# Boots with Big/Low J bars?



## ifresh21 (Oct 19, 2009)

Hey guys,

Im in the market for some new boots. My old ones are too big 

Whenever I try on boots, even if they are a very tight fit on me (small size), I always feel like the jbars arent big enough. I can wiggle my foot around and I am trying to reduce that as much as possible. I never really feel like the J bars are really holding me down/locking me in.

Are there any boots/brands that put hefty Jbars in? Or are designed for smaller ankles maybe? Or are known to have Really good heel hold.

I tryed on Ride, burton (though I didnt like em at all and would hate to buy burton), and K2. Any other good brands to try on/make sure I don't miss? I know theres 32 and salomon. Anything else good?


Thanks a lot in advance


----------



## legallyillegal (Oct 6, 2008)

nitro boots


----------



## ifresh21 (Oct 19, 2009)

legallyillegal said:


> nitro boots


Those are the only ones I didn't try cuz Im like - nitro must suck. lol

Ill try those wen i go back.

They didn't have any 32 in my size. Another shop might have it i have to see.
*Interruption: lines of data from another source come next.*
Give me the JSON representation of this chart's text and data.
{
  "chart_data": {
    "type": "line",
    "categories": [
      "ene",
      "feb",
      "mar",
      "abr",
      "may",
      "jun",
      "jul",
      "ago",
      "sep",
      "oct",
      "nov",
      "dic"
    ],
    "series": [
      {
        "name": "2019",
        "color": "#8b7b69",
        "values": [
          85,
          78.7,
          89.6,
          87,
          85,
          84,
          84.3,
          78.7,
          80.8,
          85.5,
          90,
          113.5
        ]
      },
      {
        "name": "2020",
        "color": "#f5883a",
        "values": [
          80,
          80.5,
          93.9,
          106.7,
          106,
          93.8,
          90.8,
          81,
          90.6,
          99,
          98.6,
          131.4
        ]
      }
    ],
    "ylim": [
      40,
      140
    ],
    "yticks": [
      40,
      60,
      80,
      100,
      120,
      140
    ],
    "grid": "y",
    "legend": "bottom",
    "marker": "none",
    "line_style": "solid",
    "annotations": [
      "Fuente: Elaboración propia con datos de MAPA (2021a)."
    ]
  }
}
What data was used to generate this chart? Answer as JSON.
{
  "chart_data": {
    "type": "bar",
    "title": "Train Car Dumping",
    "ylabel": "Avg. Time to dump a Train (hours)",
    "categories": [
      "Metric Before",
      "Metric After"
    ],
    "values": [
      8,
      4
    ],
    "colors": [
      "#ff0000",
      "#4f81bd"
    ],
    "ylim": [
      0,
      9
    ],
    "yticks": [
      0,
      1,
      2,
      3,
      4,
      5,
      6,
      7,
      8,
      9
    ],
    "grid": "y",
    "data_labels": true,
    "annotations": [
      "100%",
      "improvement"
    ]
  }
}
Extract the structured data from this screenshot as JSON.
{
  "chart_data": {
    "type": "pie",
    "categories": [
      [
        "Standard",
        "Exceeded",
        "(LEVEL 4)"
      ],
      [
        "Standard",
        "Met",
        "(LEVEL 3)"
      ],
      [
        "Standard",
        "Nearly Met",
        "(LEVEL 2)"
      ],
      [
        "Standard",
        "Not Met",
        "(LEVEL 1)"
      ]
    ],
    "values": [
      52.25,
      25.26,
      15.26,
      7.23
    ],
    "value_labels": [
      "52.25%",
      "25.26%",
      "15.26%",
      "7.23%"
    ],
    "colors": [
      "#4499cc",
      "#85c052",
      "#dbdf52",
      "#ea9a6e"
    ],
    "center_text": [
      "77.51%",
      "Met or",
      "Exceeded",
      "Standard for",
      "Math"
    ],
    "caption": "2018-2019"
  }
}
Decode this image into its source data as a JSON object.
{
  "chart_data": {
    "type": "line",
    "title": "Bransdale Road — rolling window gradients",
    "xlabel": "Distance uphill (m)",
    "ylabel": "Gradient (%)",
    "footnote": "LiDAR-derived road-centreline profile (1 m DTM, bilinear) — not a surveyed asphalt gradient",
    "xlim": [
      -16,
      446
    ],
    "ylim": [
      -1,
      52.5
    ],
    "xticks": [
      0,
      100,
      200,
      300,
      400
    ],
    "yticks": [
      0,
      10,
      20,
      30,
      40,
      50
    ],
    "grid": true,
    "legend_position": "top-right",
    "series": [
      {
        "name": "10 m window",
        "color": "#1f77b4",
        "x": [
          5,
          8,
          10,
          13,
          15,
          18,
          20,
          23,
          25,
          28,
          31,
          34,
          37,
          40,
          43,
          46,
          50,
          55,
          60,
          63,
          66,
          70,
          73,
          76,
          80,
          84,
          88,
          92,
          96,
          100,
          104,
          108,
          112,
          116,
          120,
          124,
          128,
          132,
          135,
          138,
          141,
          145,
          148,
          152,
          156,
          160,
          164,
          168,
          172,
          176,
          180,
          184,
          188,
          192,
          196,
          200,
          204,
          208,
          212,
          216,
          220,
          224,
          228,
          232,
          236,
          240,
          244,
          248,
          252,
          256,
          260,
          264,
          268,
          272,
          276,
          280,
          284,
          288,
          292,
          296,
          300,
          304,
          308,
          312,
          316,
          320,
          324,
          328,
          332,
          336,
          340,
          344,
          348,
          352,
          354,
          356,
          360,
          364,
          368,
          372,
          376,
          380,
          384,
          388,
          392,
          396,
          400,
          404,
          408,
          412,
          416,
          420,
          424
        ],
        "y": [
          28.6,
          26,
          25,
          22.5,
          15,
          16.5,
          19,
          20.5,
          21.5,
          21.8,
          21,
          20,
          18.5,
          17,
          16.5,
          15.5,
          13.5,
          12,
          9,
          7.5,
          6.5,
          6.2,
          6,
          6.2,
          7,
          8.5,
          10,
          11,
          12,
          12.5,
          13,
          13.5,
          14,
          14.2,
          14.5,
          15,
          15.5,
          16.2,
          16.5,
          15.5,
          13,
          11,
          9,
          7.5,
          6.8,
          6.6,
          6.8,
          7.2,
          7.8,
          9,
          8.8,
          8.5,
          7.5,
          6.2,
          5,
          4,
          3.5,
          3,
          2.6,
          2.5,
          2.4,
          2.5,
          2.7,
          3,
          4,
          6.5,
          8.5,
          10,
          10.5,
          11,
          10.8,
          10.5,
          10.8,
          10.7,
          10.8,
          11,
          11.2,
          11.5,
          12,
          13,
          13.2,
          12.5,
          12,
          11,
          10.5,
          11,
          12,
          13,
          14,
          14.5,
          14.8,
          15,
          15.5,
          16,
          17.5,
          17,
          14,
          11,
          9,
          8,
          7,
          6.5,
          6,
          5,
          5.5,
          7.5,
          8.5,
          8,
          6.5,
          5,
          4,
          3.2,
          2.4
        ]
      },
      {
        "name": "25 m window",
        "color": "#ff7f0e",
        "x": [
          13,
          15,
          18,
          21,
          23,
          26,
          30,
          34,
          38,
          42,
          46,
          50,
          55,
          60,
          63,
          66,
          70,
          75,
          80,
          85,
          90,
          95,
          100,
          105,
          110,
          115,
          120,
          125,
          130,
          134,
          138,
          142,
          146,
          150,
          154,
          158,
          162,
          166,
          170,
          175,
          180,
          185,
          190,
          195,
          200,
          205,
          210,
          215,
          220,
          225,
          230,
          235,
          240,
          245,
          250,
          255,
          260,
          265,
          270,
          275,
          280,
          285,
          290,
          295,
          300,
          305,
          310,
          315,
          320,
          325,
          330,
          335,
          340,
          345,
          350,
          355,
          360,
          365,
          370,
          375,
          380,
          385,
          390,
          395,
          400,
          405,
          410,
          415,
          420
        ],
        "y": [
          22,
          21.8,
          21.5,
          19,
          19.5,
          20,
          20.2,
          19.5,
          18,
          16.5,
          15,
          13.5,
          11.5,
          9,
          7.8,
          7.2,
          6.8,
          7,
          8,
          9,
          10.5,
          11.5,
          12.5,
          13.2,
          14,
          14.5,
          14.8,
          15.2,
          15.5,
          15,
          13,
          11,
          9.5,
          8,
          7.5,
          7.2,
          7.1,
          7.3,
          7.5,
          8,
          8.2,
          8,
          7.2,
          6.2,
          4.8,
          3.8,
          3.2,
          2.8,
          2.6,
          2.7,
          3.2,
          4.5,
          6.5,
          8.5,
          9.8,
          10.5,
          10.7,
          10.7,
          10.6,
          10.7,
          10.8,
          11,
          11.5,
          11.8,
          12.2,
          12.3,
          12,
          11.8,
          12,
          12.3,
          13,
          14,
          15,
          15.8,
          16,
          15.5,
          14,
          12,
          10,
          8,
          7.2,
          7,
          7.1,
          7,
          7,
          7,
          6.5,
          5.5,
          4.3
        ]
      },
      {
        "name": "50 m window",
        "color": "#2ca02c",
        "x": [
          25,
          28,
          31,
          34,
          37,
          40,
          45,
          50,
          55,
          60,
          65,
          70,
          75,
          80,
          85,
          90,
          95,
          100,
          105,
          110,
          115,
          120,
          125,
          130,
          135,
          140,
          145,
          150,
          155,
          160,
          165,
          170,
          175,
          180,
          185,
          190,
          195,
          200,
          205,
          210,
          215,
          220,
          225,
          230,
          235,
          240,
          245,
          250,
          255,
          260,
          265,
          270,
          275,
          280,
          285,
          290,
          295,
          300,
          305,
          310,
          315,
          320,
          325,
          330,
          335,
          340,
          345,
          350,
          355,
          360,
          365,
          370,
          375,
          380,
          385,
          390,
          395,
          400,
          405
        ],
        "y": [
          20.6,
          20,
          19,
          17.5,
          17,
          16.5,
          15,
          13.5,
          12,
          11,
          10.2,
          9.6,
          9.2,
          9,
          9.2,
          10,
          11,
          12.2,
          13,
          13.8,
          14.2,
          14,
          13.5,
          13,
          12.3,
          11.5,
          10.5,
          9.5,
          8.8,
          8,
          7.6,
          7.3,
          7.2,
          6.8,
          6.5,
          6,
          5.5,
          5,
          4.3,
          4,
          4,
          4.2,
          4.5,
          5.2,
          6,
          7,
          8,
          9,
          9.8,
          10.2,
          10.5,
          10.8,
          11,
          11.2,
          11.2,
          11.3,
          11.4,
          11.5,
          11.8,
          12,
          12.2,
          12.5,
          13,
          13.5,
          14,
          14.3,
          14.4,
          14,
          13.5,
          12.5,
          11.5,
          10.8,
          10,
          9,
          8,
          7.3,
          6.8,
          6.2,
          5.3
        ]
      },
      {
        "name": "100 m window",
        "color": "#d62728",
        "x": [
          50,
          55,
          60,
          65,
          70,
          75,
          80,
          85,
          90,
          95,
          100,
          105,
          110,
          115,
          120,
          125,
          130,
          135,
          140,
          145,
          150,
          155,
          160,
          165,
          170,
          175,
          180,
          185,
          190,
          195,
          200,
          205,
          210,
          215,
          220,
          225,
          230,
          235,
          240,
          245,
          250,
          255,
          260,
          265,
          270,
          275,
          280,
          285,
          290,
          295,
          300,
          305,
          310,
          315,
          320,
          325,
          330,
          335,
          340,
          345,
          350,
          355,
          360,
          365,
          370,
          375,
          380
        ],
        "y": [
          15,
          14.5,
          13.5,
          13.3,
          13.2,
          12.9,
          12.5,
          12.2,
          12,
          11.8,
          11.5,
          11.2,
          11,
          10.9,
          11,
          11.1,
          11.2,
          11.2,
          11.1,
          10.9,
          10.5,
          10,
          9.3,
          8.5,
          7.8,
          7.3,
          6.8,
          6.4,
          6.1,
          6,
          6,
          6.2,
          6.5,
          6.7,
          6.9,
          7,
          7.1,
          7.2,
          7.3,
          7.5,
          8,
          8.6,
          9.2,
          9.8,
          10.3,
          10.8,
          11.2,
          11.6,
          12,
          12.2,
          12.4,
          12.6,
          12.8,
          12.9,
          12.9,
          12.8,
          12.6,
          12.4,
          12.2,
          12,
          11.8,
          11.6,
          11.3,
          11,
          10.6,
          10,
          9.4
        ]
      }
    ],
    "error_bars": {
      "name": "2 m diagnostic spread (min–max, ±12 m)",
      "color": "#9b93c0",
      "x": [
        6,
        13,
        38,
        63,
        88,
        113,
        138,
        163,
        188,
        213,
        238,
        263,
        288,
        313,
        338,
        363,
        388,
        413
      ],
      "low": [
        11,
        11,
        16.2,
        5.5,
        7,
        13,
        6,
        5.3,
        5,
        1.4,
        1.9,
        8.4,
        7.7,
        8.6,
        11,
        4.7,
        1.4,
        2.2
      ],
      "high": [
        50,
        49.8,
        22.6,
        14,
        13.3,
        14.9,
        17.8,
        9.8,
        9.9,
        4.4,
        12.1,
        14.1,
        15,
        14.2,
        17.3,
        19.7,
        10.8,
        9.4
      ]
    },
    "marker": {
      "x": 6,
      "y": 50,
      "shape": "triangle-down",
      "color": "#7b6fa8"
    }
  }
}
Ok 32 and Nitro are on my list to try now. Thanks

oh yea i also really want boots with a speed lacing system(boa, pull cords, w.e). 

Anything else?


----------



## w3iiipu (Feb 26, 2009)

whats the jbar in boots? :dunno:
________
SelenaCutie


----------



## Ghost_Rider_X (Oct 16, 2009)

w3iiipu said:


> whats the jbar in boots? :dunno:


j-bar prevents heel lift. other companies call it different things.

i went on a journey the other day and tried on 15 pairs of boots. although they didn't fit my foot celsius boots had really good heal hold. i ended up with some 09 northwave decades. unbelievably comfortable and definitely another brand to try. remember to try and find 09 models if you can...save you a ton of money.

i tried on 2010 northwaves and loved them. found the same boot in an 09 model and aside from cosmetic changes they're the same thing. saved over a 100 bucks.

**and remember if you try a boot on and it doesn't have awesome heel hold you can add heel lifts. they go in the liner under the footbed and take up some room in the boot. really helps with lift.


----------



## B.Gilly (Jul 23, 2008)

w3iiipu said:


> whats the jbar in boots? :dunno:


They look like little L or J. Image below for you.


----------



## ifresh21 (Oct 19, 2009)

Ughh i forgot to try on nitro.

I ended up getting Ride boots.

Salomons felt AWESOME! but the construction felt super cheap and they were a little iffy.

Unfortunately, no shops sells celsius or noorthwave (in my area)

thx


----------